While she was married to Brin—and getting her own company off the ground—Wojcicki recalls ritual slights when accompanying her husband to events including the World Economic Forum in Davos, where the attendees’ color-coded name tags create a notorious caste system of the well-heeled. (Wives “are the on the bottom rung of the Davos ladder,” Anya Schiffrin, a veteran journalist and Columbia University professor who happens to be married to economist Joseph Stiglitz, wrote for Reuters in 2011.)
“I remember specifically how people would just look at your badge and be like, ‘Oh, you’re a partner,’” Wojcicki says. “And then they ignore you.”
She’s not being ignored anymore. Wojcicki’s self-made wealth soared earlier this year, when 23andMe went public by merging with a special purpose acquisition company created by Virgin Group’s Richard Branson. The deal left Wojcicki holding about 99 million publicly-traded shares worth $13.32 each by the end of their first day of trading—putting her stake at more than $1.3 billion. (The company’s share price has since fallen and was $7.54 at the end of Wednesday, shaving the on-paper value of her holdings to about $750 million.)
Wojcicki says she “never” looks at her company’s stock price, but she readily acknowledges the impact that having wealth, first through marriage and now through her own entrepreneurial efforts, has had on her life.

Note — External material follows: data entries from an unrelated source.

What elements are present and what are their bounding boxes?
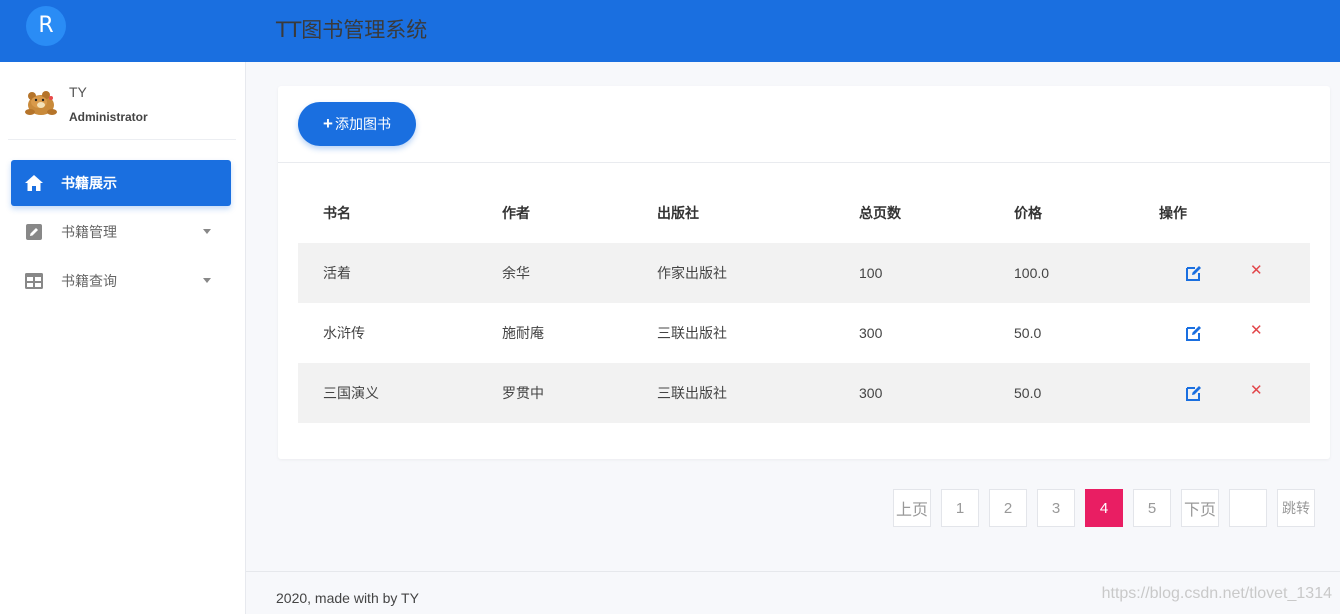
column-header: 出版社 bbox=[657, 205, 699, 221]
sidebar-item-label: 书籍查询 bbox=[61, 273, 117, 289]
plus-icon: + bbox=[323, 114, 333, 133]
bear-avatar-icon bbox=[25, 91, 57, 115]
user-panel: TY Administrator bbox=[8, 62, 236, 140]
jump-button[interactable]: 跳转 bbox=[1277, 489, 1315, 527]
user-name: TY bbox=[69, 84, 87, 100]
table-icon bbox=[23, 270, 45, 292]
table-header-row: 书名 作者 出版社 总页数 价格 操作 bbox=[298, 183, 1310, 243]
price-cell: 50.0 bbox=[1014, 325, 1042, 341]
delete-icon[interactable]: ✕ bbox=[1250, 383, 1264, 398]
table-row: 水浒传 施耐庵 三联出版社 300 50.0 ✕ bbox=[298, 303, 1310, 363]
page-button-3[interactable]: 3 bbox=[1037, 489, 1075, 527]
sidebar: TY Administrator 书籍展示 书籍管理 书籍查询 bbox=[0, 62, 246, 614]
book-list-card: + 添加图书 书名 作者 出版社 总页数 价格 操作 活着 余华 作家出版社 1… bbox=[278, 86, 1330, 459]
pages-cell: 100 bbox=[859, 265, 883, 281]
footer-text: 2020, made with by TY bbox=[276, 590, 419, 606]
footer-divider bbox=[246, 571, 1340, 572]
pages-cell: 300 bbox=[859, 325, 883, 341]
sidebar-item-label: 书籍管理 bbox=[61, 224, 117, 240]
page-button-1[interactable]: 1 bbox=[941, 489, 979, 527]
page-button-4-current[interactable]: 4 bbox=[1085, 489, 1123, 527]
logo[interactable]: R bbox=[26, 6, 66, 46]
author-cell: 罗贯中 bbox=[502, 385, 544, 401]
book-name-cell: 水浒传 bbox=[323, 325, 365, 341]
column-header: 作者 bbox=[502, 205, 530, 221]
edit-icon bbox=[23, 221, 45, 243]
author-cell: 余华 bbox=[502, 265, 530, 281]
chevron-down-icon bbox=[203, 229, 211, 234]
table-row: 三国演义 罗贯中 三联出版社 300 50.0 ✕ bbox=[298, 363, 1310, 423]
add-book-button[interactable]: + 添加图书 bbox=[298, 102, 416, 146]
add-book-label: 添加图书 bbox=[334, 116, 391, 132]
app-title: TT图书管理系统 bbox=[276, 18, 428, 42]
book-name-cell: 三国演义 bbox=[323, 385, 379, 401]
edit-icon[interactable] bbox=[1185, 384, 1203, 402]
pages-cell: 300 bbox=[859, 385, 883, 401]
card-header: + 添加图书 bbox=[278, 86, 1330, 163]
user-role: Administrator bbox=[69, 110, 148, 124]
column-header: 总页数 bbox=[859, 205, 901, 221]
book-table: 书名 作者 出版社 总页数 价格 操作 活着 余华 作家出版社 100 100.… bbox=[298, 183, 1310, 423]
column-header: 价格 bbox=[1014, 205, 1042, 221]
page-button-2[interactable]: 2 bbox=[989, 489, 1027, 527]
column-header: 书名 bbox=[323, 205, 351, 221]
page-button-5[interactable]: 5 bbox=[1133, 489, 1171, 527]
table-row: 活着 余华 作家出版社 100 100.0 ✕ bbox=[298, 243, 1310, 303]
edit-icon[interactable] bbox=[1185, 324, 1203, 342]
author-cell: 施耐庵 bbox=[502, 325, 544, 341]
top-bar: R TT图书管理系统 bbox=[0, 0, 1340, 62]
price-cell: 100.0 bbox=[1014, 265, 1050, 281]
edit-icon[interactable] bbox=[1185, 264, 1203, 282]
publisher-cell: 三联出版社 bbox=[657, 385, 727, 401]
sidebar-item-book-query[interactable]: 书籍查询 bbox=[11, 258, 231, 304]
delete-icon[interactable]: ✕ bbox=[1250, 323, 1264, 338]
sidebar-item-book-manage[interactable]: 书籍管理 bbox=[11, 209, 231, 255]
home-icon bbox=[23, 172, 45, 194]
chevron-down-icon bbox=[203, 278, 211, 283]
delete-icon[interactable]: ✕ bbox=[1250, 263, 1264, 278]
next-page-button[interactable]: 下页 bbox=[1181, 489, 1219, 527]
sidebar-item-label: 书籍展示 bbox=[61, 175, 117, 191]
price-cell: 50.0 bbox=[1014, 385, 1042, 401]
publisher-cell: 作家出版社 bbox=[657, 265, 727, 281]
jump-page-input[interactable] bbox=[1229, 489, 1267, 527]
column-header: 操作 bbox=[1159, 205, 1187, 221]
watermark: https://blog.csdn.net/tlovet_1314 bbox=[1101, 585, 1332, 602]
publisher-cell: 三联出版社 bbox=[657, 325, 727, 341]
book-name-cell: 活着 bbox=[323, 265, 351, 281]
prev-page-button[interactable]: 上页 bbox=[893, 489, 931, 527]
sidebar-item-book-display[interactable]: 书籍展示 bbox=[11, 160, 231, 206]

“I feel super, super lucky. I have money—and I absolutely try to use my money to drive change,” she says. “I try to invest in higher-risk companies of people I believe in, or who are doing good things.”
According to a Crunchbase analysis for Fortune, Wojcicki has invested in 14 startups with at least one female founder (out of 29 overall investments). That’s by far the most gender-diverse track record among all the founders whose companies went public or sold this year, in deals valued at $1 billion or more, and who have made public investments in other startups. No single male founder in this group has invested in as many female-founded companies as Wojcicki, according to Crunchbase.
This year, at least two other American women joined Wojcicki in crossing the billionaire threshold by selling or taking public their companies, as we report in Fortune’s December/January cover story: Spanx founder Sara Blakely and Bumble founder Whitney Wolfe Herd. All three women are taking steps to reinvest in other female and underrepresented founders, and to try to make their individual wealth milestones make a difference in the larger ecosystem.
“Having been surrounded by money for a while, I have seen that it’s heavily male-dominated,” Wojcicki says. “I think that you have a lot of women out there who have been underdogs for a while, and are going to drive change.”